El abismo y el caos
El segundo principio de la termodinámica establece que la cantidad de entropía del universo tiende a incrementarse en el tiempo. En los sistemas aislados, cuando la entropía crece, el orden se convierte en desorden y la complejidad deviene en caos. La actual crisis financiera que padecemos ha hecho que las economías europeas estén maltrechas, los Estados, al borde de la bancarrota, y los ciudadanos, presos de un ataque de nervios. Cuando nuestro sistema económico descarga toda su energía es para echarse a temblar.
Y lo peor es que los expertos, que andaban en la Luna de Valencia antes de la Gran Recesión, no se ponen de acuerdo en el modo de salir de esta situación. Unos dicen que necesitamos una cura de austeridad; otros, que se debe gastar más dinero público. Los hay que opinan ambas cosas al mismo tiempo, y otros, la contraria. Y con esto, los políticos se muestran impotentes para atajar la situación, que es un continuo sinvivir. Al menos, los expertos pueden opinar una cosa u otra. Sin embargo, los políticos tienen que poner cara de circunstancias, mientras que una ciudadanía atónita y cabreada se aleja a pasos agigantados de la cosa pública.

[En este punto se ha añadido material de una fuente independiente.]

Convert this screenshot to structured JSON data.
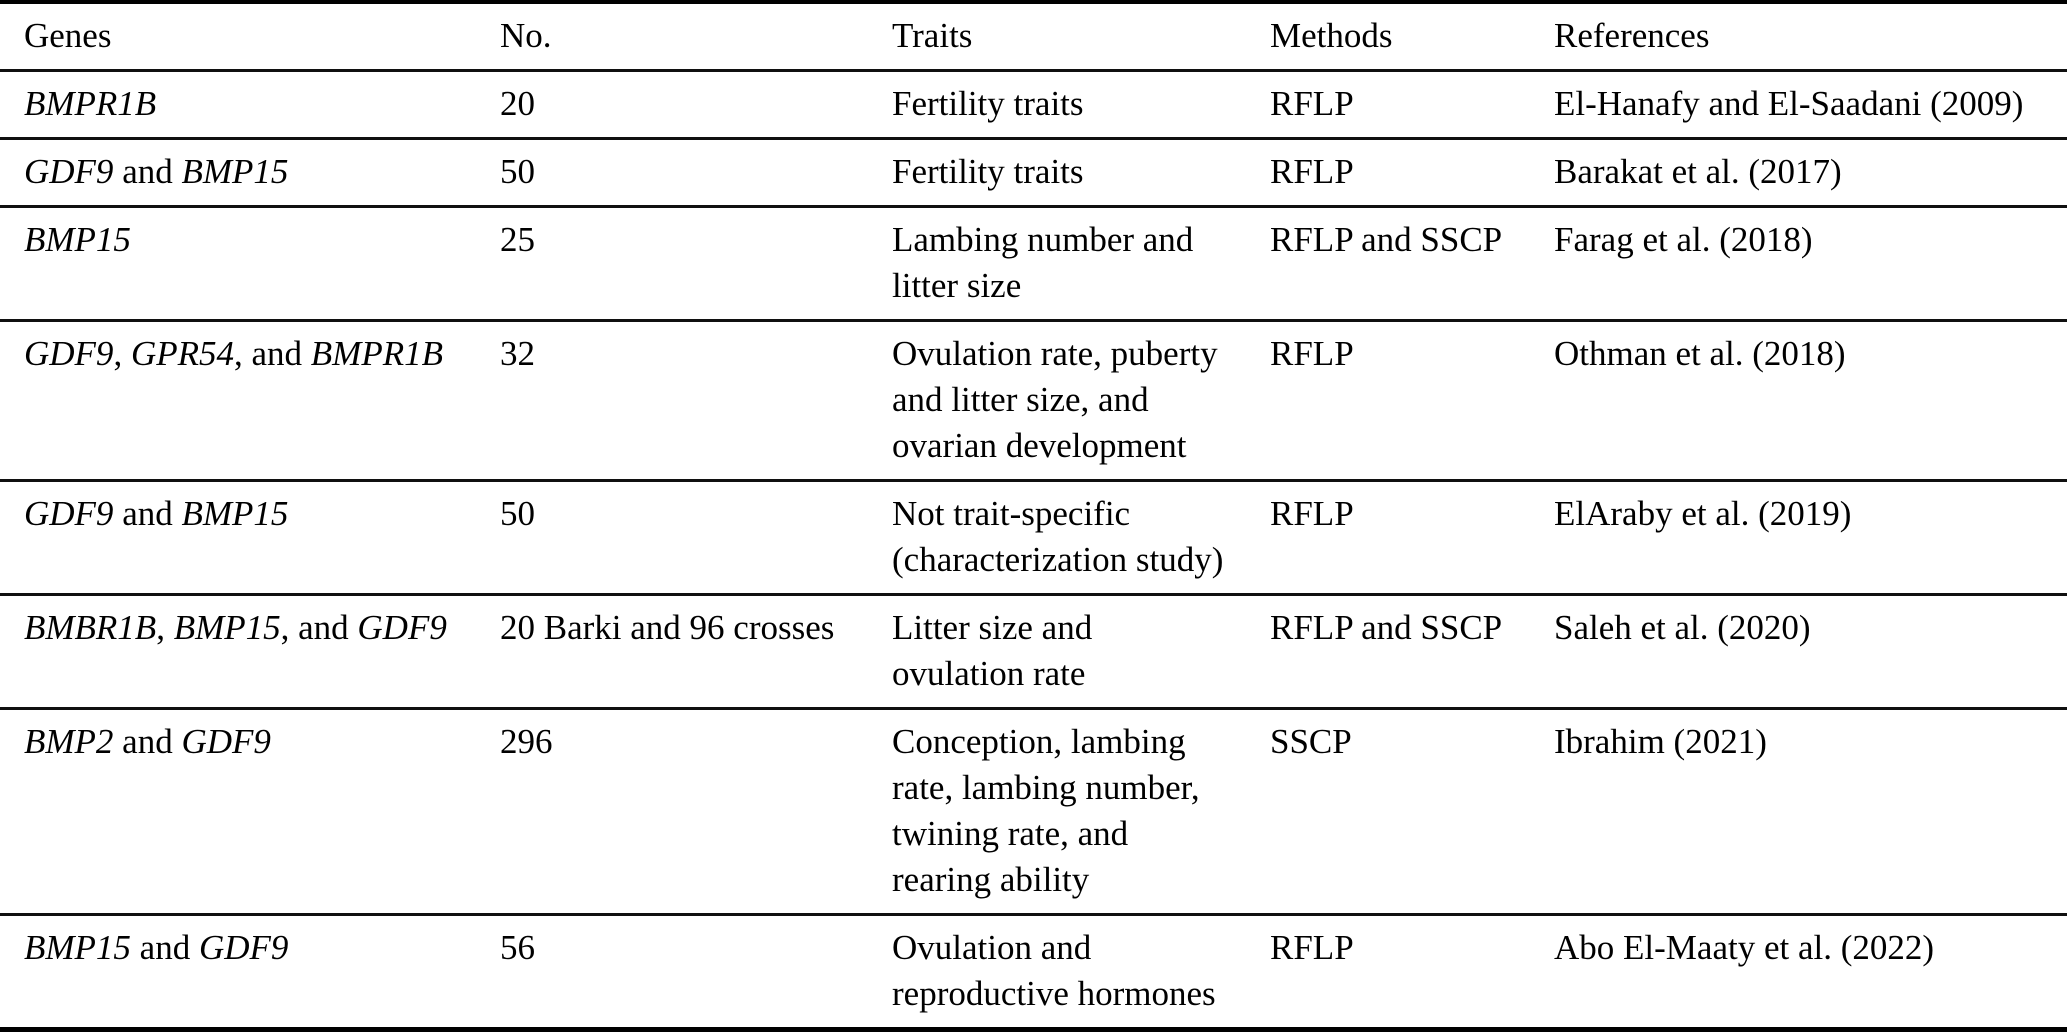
{
  "colors": {
    "text": "#000000",
    "background": "#ffffff",
    "rule": "#000000"
  },
  "table": {
    "columns": [
      {
        "key": "genes",
        "label": "Genes"
      },
      {
        "key": "no",
        "label": "No."
      },
      {
        "key": "traits",
        "label": "Traits"
      },
      {
        "key": "methods",
        "label": "Methods"
      },
      {
        "key": "references",
        "label": "References"
      }
    ],
    "rows": [
      {
        "genes": [
          {
            "t": "BMPR1B",
            "i": true
          }
        ],
        "no": "20",
        "traits": "Fertility traits",
        "methods": "RFLP",
        "references": "El-Hanafy and El-Saadani (2009)"
      },
      {
        "genes": [
          {
            "t": "GDF9",
            "i": true
          },
          {
            "t": " and ",
            "i": false
          },
          {
            "t": "BMP15",
            "i": true
          }
        ],
        "no": "50",
        "traits": "Fertility traits",
        "methods": "RFLP",
        "references": "Barakat et al. (2017)"
      },
      {
        "genes": [
          {
            "t": "BMP15",
            "i": true
          }
        ],
        "no": "25",
        "traits": "Lambing number and\nlitter size",
        "methods": "RFLP and SSCP",
        "references": "Farag et al. (2018)"
      },
      {
        "genes": [
          {
            "t": "GDF9",
            "i": true
          },
          {
            "t": ", ",
            "i": false
          },
          {
            "t": "GPR54",
            "i": true
          },
          {
            "t": ", and ",
            "i": false
          },
          {
            "t": "BMPR1B",
            "i": true
          }
        ],
        "no": "32",
        "traits": "Ovulation rate, puberty\nand litter size, and\novarian development",
        "methods": "RFLP",
        "references": "Othman et al. (2018)"
      },
      {
        "genes": [
          {
            "t": "GDF9",
            "i": true
          },
          {
            "t": " and ",
            "i": false
          },
          {
            "t": "BMP15",
            "i": true
          }
        ],
        "no": "50",
        "traits": "Not trait-specific\n(characterization study)",
        "methods": "RFLP",
        "references": "ElAraby et al. (2019)"
      },
      {
        "genes": [
          {
            "t": "BMBR1B",
            "i": true
          },
          {
            "t": ", ",
            "i": false
          },
          {
            "t": "BMP15",
            "i": true
          },
          {
            "t": ", and ",
            "i": false
          },
          {
            "t": "GDF9",
            "i": true
          }
        ],
        "no": "20 Barki and 96 crosses",
        "traits": "Litter size and\novulation rate",
        "methods": "RFLP and SSCP",
        "references": "Saleh et al. (2020)"
      },
      {
        "genes": [
          {
            "t": "BMP2",
            "i": true
          },
          {
            "t": " and ",
            "i": false
          },
          {
            "t": "GDF9",
            "i": true
          }
        ],
        "no": "296",
        "traits": "Conception, lambing\nrate, lambing number,\ntwining rate, and\nrearing ability",
        "methods": "SSCP",
        "references": "Ibrahim (2021)"
      },
      {
        "genes": [
          {
            "t": "BMP15",
            "i": true
          },
          {
            "t": " and ",
            "i": false
          },
          {
            "t": "GDF9",
            "i": true
          }
        ],
        "no": "56",
        "traits": "Ovulation and\nreproductive hormones",
        "methods": "RFLP",
        "references": "Abo El-Maaty et al. (2022)"
      }
    ]
  }
}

El panorama no pinta nada bien para los próximos meses, incluso años. Uno tras otro, los Gobiernos de los países más castigados por la deuda soberana (sic), van cayendo como fichas de dominó. En algunos casos, son sustituidos por Gobiernos de tecnócratas, que no se sabe muy bien lo que son, quizá lo más parecido que hay a un golpe de Estado, aunque sea de forma blanda. Pero dudo de que si los gobernantes no son capaces de poner el cascabel al gato de la crisis, los profesores, profesionales y otros técnicos puedan reconducir la compleja situación que vivimos.
Dicen que en los últimos años hemos vivido por encima de nuestras posibilidades económicas. Es posible. Pero con ser esto grave, aún lo es más la sensación de que vivimos por encima y más allá de nuestra inteligencia, por encima del entendimiento de lo que estamos haciendo. Y nos asalta el sentimiento nada tranquilizador de que somos aprendices de brujo que hemos transformado el mundo económico y financiero en un gigantesco juego absurdo en el que estamos abocados a perder.
La salida de este agujero se ve más negra que el betún. Los “mercados” piden sacrificios a los Gobiernos, antes soberanos, que, a su vez, trasladan estos sacrificios a los ciudadanos. Son necesarios, dicen, mientras suben los impuestos y disminuye la calidad y cantidad de los servicios públicos. Mientras, las instancias europeas, lejanas y distantes, nos dicen que es por nuestro propio bien. Esto recuerda a aquel titular del diario Pravda en la década de 1940: “El precio del pan sube por aclamación popular”.
Da la sensación de que perseguimos objetivos totalmente desproporcionados, contradictorios, a ciegas, creando una situación inmanejable. Mientras, los movimientos de indignados se extienden como un reguero de pólvora, creando la ilusión de que si el pueblo se une, es posible reconducir las cosas. Parece difícil. Como decía Rousseau, el pueblo desea un bien que, con frecuencia, no llega a captar. Y el mundo era entonces mucho más simple e inteligible que ahora.